Although sentiment towards European equities has improved since I wrote about it last Fall (pretty sure I am alone in this trade), this opportunity is not something that will be quickly arbitraged away. Not only that, but deep down, investors are still skeptical about the long term prospects for European equities. Sure, they are willing to surf European equities for a wave or two, but ask them where they are willing to invest for the long haul, and Europe is rarely in the running as a top pick.
I understand their pessimism. Europe has a lot of problems. Poor demographics, an unstable political union, layers of bureaucracy, the list goes on and on. It’s tough to imagine Europe being a great place to park your money.
Yet too many investors mistakenly believe good old fashioned fundamentals still drive financial asset markets. Nothing could be further from the truth.

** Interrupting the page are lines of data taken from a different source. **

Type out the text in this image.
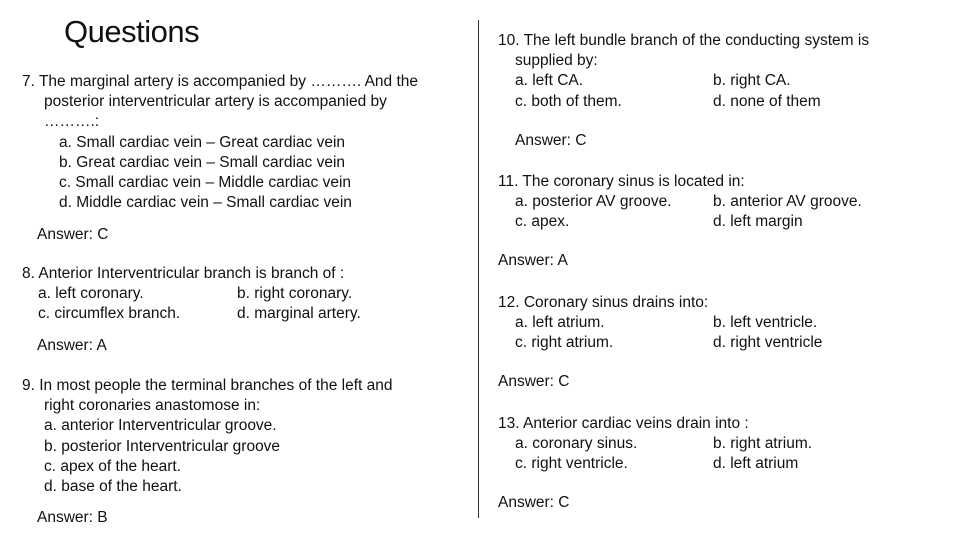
Questions
7. The marginal artery is accompanied by ………. And the
posterior interventricular artery is accompanied by
……….:
a. Small cardiac vein – Great cardiac vein
b. Great cardiac vein – Small cardiac vein
c. Small cardiac vein – Middle cardiac vein
d. Middle cardiac vein – Small cardiac vein
Answer: C
8. Anterior Interventricular branch is branch of :
a. left coronary.	b. right coronary.
c. circumflex branch.	d. marginal artery.
Answer: A
9. In most people the terminal branches of the left and
right coronaries anastomose in:
a. anterior Interventricular groove.
b. posterior Interventricular groove
c. apex of the heart.
d. base of the heart.
Answer: B
10. The left bundle branch of the conducting system is
supplied by:
a. left CA.	b. right CA.
c. both of them.	d. none of them
Answer: C
11. The coronary sinus is located in:
a. posterior AV groove.	b. anterior AV groove.
c. apex.	d. left margin
Answer: A
12. Coronary sinus drains into:
a. left atrium.	b. left ventricle.
c. right atrium.	d. right ventricle
Answer: C
13. Anterior cardiac veins drain into :
a. coronary sinus.	b. right atrium.
c. right ventricle.	d. left atrium
Answer: C
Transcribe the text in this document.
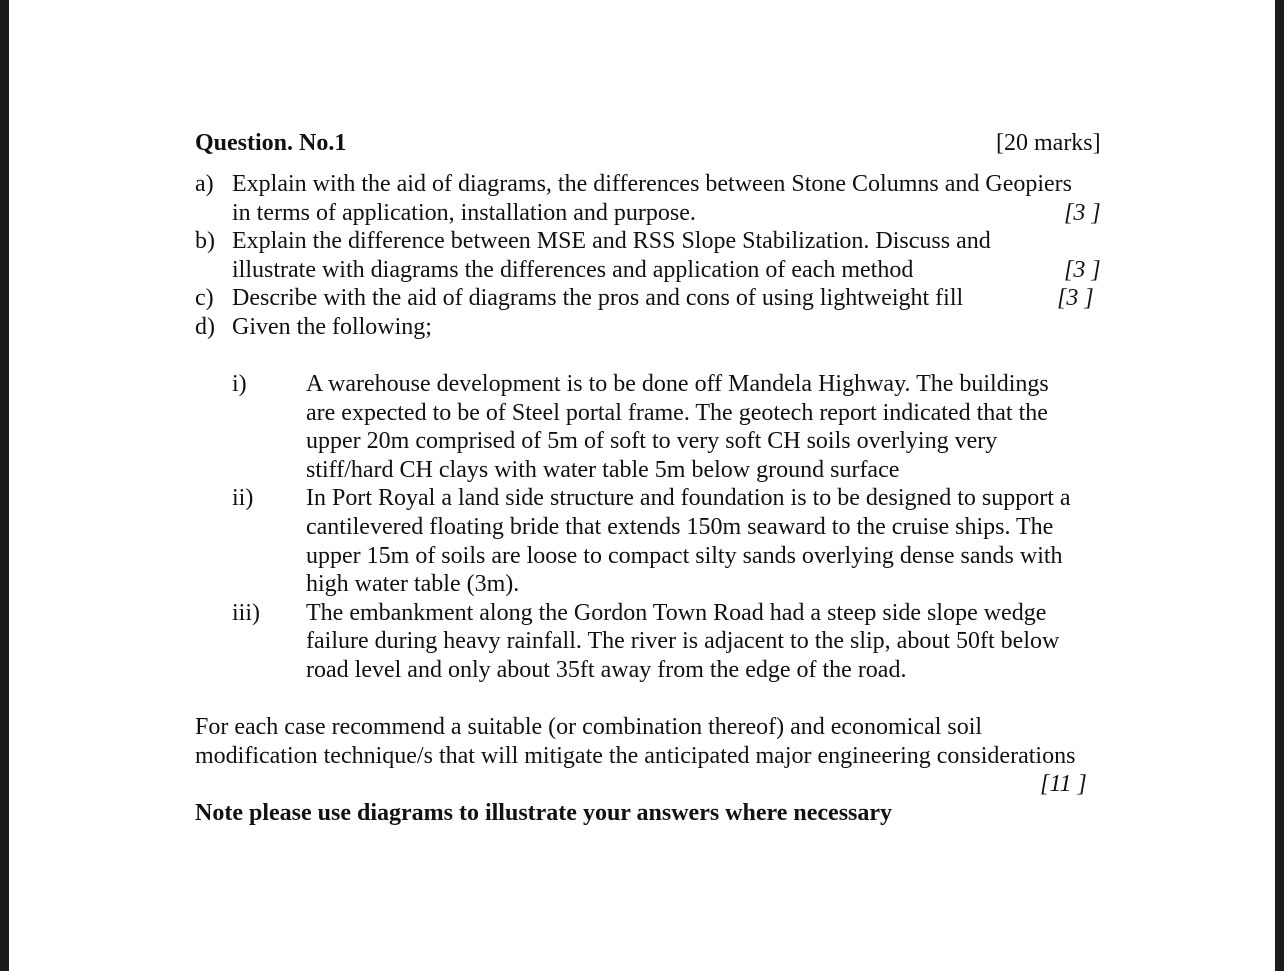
Question. No.1	[20 marks]
a) Explain with the aid of diagrams, the differences between Stone Columns and Geopiers
in terms of application, installation and purpose.	[3 ]
b) Explain the difference between MSE and RSS Slope Stabilization. Discuss and
illustrate with diagrams the differences and application of each method	[3 ]
c) Describe with the aid of diagrams the pros and cons of using lightweight fill	[3 ]
d) Given the following;
i) A warehouse development is to be done off Mandela Highway. The buildings
are expected to be of Steel portal frame. The geotech report indicated that the
upper 20m comprised of 5m of soft to very soft CH soils overlying very
stiff/hard CH clays with water table 5m below ground surface
ii) In Port Royal a land side structure and foundation is to be designed to support a
cantilevered floating bride that extends 150m seaward to the cruise ships. The
upper 15m of soils are loose to compact silty sands overlying dense sands with
high water table (3m).
iii) The embankment along the Gordon Town Road had a steep side slope wedge
failure during heavy rainfall. The river is adjacent to the slip, about 50ft below
road level and only about 35ft away from the edge of the road.
For each case recommend a suitable (or combination thereof) and economical soil
modification technique/s that will mitigate the anticipated major engineering considerations
[11 ]
Note please use diagrams to illustrate your answers where necessary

Since the 2008 credit crisis, Central Bank flows have made a mockery of financial pricing theory.
How do you determine the fair value of assets, when the risk free rate which most other assets are priced off, is negative?
Try putting negative yields (or even just tiny yields) into the Fed equation model and figure out the price for a stock index.
The current situation in Europe is remarkably similar to the U.S. period of 2010 to 2014. At that time, most investors were extremely negative about America’s prospects. Many investors called it a “sugar high” induced by the Fed’s continual balance sheet expansion. There were all sorts of forecasts of doom. Yet stocks kept climbing… and climbing.
The same thing will most likely happen in Europe. The ECB is aggressively expanding their balance sheet, and they have even pushed short term rates to absurdly negative levels. Their monetary policy is just bat sh*t crazy.
Lately the market has started to wake up to the relative cheapness of European equities, and there has been a pronounced swing from America to Europe. In fact, since the Trump election victory, European stocks have now outperformed American equities.